When Kyle Chalmers won the 100m freestyle at Rio 2016, he was just a month past his 18th birthday and the youngest individual male champion since fellow Australian Ian Thorpe.
And awaiting him back home was Cock the Croc, a freshwater crocodile that Kyle believes could grow to three metres long.
At the start of 2020 he had almost 500 reptiles thanks to a good breeding season.
He told The Guardian: “Sitting in my reptile room for me is equivalent to going out for a few beers with my mates. They have definitely helped me away from the pool.”

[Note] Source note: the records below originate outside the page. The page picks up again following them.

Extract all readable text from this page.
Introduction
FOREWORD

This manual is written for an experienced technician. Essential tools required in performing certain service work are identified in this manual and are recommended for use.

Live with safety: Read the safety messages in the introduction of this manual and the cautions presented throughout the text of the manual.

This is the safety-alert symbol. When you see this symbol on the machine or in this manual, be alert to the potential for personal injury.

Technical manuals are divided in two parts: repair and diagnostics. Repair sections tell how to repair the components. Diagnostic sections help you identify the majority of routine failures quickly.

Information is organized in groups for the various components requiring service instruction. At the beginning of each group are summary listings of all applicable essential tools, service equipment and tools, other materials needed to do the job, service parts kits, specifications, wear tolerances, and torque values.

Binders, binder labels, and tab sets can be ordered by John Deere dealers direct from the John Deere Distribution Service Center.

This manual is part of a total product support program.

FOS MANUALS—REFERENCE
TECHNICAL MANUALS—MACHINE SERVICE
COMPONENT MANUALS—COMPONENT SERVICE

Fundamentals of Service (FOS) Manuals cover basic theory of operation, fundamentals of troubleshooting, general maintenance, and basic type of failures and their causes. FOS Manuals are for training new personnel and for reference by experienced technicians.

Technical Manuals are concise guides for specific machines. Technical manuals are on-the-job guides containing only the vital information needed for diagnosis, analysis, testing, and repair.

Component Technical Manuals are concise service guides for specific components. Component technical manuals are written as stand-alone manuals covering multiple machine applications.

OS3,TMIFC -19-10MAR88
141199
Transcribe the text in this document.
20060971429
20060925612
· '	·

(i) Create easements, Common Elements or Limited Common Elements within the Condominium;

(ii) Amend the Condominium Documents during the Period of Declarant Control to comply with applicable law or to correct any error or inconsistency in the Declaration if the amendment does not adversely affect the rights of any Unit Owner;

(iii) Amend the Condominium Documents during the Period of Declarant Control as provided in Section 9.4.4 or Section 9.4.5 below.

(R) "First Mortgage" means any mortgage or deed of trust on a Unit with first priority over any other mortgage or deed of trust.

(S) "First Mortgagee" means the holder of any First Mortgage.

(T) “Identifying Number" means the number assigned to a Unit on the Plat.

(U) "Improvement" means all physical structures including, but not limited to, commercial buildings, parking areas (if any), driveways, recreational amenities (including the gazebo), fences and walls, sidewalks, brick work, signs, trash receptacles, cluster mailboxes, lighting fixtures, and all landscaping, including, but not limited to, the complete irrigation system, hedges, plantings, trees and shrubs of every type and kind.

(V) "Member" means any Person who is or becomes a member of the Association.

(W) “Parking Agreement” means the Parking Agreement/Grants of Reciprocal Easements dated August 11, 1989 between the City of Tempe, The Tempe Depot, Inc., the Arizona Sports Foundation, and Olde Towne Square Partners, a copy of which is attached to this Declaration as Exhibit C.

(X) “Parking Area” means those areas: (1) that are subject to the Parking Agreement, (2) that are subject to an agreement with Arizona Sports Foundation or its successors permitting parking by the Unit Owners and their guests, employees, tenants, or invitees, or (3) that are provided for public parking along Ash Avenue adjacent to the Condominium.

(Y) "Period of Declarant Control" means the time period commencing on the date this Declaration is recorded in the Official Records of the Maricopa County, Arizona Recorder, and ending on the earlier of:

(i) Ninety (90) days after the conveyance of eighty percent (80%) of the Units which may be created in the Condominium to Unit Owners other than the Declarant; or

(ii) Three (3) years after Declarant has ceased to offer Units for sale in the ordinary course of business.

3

“It gives me that healthy adrenaline hit that I need when I go out there and open an enclosure and a snake wants to jump out and bite me, or a crocodile latches onto my finger and takes a bit of blood.”
Kyle – nicknamed ‘Big Tuna’ - had shown enormous promise since starting with his first coach, Carolyn Veldhuyzen, at St Joseph’s School, Port Lincoln in South Australia.
He set about taking apart Thorpe’s age group records – one time competing against the advice of a doctor because he had broken his finger during AFL training.
Australian rules football is a huge passion for Kyle whose love for the game was instilled by his father Brett – who played for the Adelaide Crows and Port Adelaide Power in the AFL - and he revealed last year that Geelong Cats and Port had reached out to him for a Category B Rookie spot.
He hasn’t ruled out a move to the AFL in the future although there are more races to be won.